Question by julie j: Could someone please rationalize what agencies call “confidential adoption” so it makes sense?
By definition, a closed adoption or “confidential adoption,” must first require taking away the rights of a child to know his/her identity in order to assure another person (a parent) that the child will not find out who they are until at least adulthood, if ever. I’m not talking about revealing parents’ identities to the general public; I’m only talking about their son or daughter retaining their rights to their own heritage.
My question is How can this practice be ethically justified? Thank you for your thoughts.
Good answers so far.
As suspected, there is no real justification for “confidential adoption”. It’s disappointing that there are people who believe that adoptees should accept closed adoption on the grounds that they could have been aborted instead, thus leaving them deserving of fewer rights than those not adopted.

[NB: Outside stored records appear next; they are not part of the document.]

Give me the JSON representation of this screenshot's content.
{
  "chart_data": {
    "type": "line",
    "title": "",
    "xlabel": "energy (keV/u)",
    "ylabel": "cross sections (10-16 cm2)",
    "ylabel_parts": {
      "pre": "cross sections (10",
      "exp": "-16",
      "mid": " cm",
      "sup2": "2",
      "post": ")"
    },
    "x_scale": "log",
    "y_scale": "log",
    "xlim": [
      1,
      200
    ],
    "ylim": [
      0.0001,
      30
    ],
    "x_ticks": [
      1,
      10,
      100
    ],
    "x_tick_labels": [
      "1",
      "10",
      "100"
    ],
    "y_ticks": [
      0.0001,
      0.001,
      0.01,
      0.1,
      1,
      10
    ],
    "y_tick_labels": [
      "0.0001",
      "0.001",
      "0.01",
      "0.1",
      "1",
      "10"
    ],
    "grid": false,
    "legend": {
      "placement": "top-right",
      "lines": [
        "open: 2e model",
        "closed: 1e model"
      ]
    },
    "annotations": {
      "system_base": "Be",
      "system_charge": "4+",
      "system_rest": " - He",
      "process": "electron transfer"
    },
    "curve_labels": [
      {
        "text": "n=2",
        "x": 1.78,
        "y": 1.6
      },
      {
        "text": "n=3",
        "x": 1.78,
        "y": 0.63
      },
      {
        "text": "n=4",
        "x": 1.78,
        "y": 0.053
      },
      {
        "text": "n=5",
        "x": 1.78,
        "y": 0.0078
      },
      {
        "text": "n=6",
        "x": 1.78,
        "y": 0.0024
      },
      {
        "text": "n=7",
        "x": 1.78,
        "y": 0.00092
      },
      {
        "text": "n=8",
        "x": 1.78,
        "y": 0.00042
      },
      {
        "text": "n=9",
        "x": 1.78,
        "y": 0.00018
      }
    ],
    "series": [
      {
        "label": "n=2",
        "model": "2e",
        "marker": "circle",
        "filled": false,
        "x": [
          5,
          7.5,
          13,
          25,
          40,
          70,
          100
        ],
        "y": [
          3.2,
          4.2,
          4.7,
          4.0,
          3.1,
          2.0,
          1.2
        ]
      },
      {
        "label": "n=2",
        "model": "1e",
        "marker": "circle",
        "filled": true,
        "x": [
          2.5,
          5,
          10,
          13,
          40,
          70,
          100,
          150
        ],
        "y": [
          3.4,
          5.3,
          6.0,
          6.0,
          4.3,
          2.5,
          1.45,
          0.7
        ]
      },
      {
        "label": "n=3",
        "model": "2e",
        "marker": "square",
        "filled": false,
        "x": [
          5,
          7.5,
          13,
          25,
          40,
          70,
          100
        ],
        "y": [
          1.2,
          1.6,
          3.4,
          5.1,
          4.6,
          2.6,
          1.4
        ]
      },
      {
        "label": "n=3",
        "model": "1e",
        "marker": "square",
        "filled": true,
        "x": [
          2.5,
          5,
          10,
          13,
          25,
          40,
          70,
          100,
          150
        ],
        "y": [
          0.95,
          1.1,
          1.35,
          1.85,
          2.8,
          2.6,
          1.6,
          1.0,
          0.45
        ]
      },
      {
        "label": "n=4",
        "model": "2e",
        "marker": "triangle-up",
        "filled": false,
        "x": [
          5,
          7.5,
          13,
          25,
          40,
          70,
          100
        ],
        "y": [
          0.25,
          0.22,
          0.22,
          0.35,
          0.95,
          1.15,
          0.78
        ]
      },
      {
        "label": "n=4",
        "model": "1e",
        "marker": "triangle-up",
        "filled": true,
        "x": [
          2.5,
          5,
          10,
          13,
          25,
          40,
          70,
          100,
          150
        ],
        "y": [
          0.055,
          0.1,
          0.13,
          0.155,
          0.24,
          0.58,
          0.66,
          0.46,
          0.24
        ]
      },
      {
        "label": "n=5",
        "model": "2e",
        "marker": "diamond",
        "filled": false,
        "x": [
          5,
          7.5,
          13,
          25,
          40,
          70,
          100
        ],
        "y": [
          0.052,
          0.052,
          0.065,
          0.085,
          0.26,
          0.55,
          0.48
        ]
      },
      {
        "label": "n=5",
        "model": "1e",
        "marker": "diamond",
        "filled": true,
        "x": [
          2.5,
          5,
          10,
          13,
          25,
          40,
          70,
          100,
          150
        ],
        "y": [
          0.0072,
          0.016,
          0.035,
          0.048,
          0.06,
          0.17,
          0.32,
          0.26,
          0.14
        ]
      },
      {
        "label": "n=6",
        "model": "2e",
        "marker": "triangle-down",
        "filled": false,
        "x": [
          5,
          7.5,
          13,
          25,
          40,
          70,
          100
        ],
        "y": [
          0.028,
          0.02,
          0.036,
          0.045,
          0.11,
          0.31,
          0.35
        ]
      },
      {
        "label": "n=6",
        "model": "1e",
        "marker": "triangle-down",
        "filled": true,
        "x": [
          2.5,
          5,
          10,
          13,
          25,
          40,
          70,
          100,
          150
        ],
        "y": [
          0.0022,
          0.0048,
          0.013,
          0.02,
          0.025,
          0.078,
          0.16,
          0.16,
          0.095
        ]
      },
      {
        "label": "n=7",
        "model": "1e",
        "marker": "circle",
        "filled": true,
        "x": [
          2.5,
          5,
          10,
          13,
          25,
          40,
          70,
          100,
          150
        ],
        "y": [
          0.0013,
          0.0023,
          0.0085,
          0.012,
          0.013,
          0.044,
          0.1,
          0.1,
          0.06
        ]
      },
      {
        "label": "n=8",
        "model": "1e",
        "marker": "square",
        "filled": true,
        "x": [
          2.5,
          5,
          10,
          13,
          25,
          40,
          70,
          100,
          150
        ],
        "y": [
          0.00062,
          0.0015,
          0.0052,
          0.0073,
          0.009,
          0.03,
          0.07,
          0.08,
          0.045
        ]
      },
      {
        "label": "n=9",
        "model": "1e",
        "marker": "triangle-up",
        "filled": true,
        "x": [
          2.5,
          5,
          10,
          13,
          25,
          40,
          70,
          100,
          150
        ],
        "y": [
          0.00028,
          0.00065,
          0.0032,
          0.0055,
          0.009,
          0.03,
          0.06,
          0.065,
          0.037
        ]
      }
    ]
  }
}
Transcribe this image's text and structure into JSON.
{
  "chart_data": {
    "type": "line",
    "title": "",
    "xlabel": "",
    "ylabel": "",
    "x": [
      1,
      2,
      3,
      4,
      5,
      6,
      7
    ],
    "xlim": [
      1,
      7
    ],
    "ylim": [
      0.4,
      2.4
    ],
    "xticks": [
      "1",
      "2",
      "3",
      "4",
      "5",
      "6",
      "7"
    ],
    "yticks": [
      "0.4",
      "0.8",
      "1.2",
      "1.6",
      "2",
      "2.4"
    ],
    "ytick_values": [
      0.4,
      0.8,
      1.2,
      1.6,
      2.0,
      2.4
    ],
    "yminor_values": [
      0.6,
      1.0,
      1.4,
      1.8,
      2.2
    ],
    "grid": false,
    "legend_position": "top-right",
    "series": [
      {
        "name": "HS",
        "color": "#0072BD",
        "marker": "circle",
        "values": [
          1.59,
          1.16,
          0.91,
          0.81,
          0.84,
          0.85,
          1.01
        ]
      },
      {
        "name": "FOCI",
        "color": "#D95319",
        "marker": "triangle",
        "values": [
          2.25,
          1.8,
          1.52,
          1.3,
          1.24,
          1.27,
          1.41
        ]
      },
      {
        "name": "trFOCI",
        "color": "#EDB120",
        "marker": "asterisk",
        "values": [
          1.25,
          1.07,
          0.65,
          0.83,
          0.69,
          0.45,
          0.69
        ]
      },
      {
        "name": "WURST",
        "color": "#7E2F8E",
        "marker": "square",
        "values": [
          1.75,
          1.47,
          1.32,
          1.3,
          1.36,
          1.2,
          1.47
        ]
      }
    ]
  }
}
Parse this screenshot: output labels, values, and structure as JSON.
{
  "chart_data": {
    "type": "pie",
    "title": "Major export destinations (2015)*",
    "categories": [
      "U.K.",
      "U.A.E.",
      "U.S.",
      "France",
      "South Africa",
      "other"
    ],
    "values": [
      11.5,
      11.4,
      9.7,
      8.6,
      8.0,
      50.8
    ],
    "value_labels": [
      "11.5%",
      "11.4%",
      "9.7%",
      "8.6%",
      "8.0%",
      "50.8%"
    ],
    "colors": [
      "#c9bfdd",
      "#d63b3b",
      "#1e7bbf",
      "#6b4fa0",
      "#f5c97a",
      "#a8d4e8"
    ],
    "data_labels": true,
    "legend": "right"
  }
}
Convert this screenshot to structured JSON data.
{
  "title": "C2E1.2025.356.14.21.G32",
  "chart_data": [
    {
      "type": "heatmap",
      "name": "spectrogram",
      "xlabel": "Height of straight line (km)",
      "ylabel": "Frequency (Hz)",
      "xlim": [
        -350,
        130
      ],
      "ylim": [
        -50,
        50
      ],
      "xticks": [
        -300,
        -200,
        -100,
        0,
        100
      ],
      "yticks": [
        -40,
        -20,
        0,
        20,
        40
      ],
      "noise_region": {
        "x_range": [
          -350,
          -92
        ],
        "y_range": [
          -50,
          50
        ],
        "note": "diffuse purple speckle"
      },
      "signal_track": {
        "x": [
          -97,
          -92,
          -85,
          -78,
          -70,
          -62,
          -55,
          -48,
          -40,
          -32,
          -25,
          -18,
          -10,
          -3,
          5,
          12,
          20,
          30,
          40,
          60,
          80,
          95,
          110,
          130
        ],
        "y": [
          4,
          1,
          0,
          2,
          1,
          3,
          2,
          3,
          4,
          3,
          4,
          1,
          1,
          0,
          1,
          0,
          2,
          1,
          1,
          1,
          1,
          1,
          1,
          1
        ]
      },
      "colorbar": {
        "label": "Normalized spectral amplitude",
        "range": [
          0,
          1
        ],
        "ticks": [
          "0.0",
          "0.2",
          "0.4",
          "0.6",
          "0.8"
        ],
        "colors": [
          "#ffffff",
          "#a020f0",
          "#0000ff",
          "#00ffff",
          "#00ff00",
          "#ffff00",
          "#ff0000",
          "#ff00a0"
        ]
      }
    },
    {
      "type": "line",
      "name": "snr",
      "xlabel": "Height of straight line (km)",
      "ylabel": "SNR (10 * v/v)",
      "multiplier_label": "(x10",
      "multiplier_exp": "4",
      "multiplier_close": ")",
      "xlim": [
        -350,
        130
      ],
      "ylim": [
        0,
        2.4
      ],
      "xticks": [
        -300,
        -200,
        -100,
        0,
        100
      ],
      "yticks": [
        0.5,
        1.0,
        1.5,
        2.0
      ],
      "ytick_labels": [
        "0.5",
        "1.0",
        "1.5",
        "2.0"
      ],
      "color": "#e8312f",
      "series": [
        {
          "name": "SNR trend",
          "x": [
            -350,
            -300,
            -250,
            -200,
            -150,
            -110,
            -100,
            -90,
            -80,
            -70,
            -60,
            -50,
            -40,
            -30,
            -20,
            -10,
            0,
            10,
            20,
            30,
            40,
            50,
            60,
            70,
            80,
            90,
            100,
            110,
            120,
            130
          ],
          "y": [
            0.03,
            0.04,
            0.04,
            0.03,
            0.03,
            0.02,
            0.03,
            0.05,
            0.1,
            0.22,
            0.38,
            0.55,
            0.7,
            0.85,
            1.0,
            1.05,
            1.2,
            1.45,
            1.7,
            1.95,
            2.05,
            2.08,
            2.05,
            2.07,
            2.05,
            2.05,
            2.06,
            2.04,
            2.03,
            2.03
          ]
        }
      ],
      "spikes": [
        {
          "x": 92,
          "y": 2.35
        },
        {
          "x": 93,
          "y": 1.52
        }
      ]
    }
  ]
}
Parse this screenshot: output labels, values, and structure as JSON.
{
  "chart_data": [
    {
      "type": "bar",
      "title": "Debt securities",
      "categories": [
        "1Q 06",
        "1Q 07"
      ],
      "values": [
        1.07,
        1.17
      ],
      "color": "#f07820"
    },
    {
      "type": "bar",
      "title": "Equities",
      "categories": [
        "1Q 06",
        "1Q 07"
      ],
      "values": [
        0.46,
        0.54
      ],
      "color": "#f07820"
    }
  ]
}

Permanently closed adoption simply is not fair to the adoptees.
Keep speaking our truths until we are understood.
Best answer:
Answer by bailezra
I imagine that it is justified because there are scared young girls and women out there who love their babies, but want to do what’s best for them by putting them up for adoption to couples who would be able to better provide for them, but the idea of a child of theirs being out there in the world that they don’t raise is very painful to them, so they prefer a closed adoption.
I would guess that many of them feel that if they are going to let their babies go, they need to let them go completely in order to move on with their lives.
It was probably more common years ago than it is today, and you have to wonder how many girls might have chosen abortion if closed adoption hadn’t been an option for them back then (when having a baby out of wedlock was more scandalous than it is today).
I’m not saying it’s right or wrong–I’m just saying I can see both sides of it, from the viewpoint of a frustrated adoptee who meets with a dead end when searching for their birth mother, and from the viewpoint of a scared teenaged birth mother.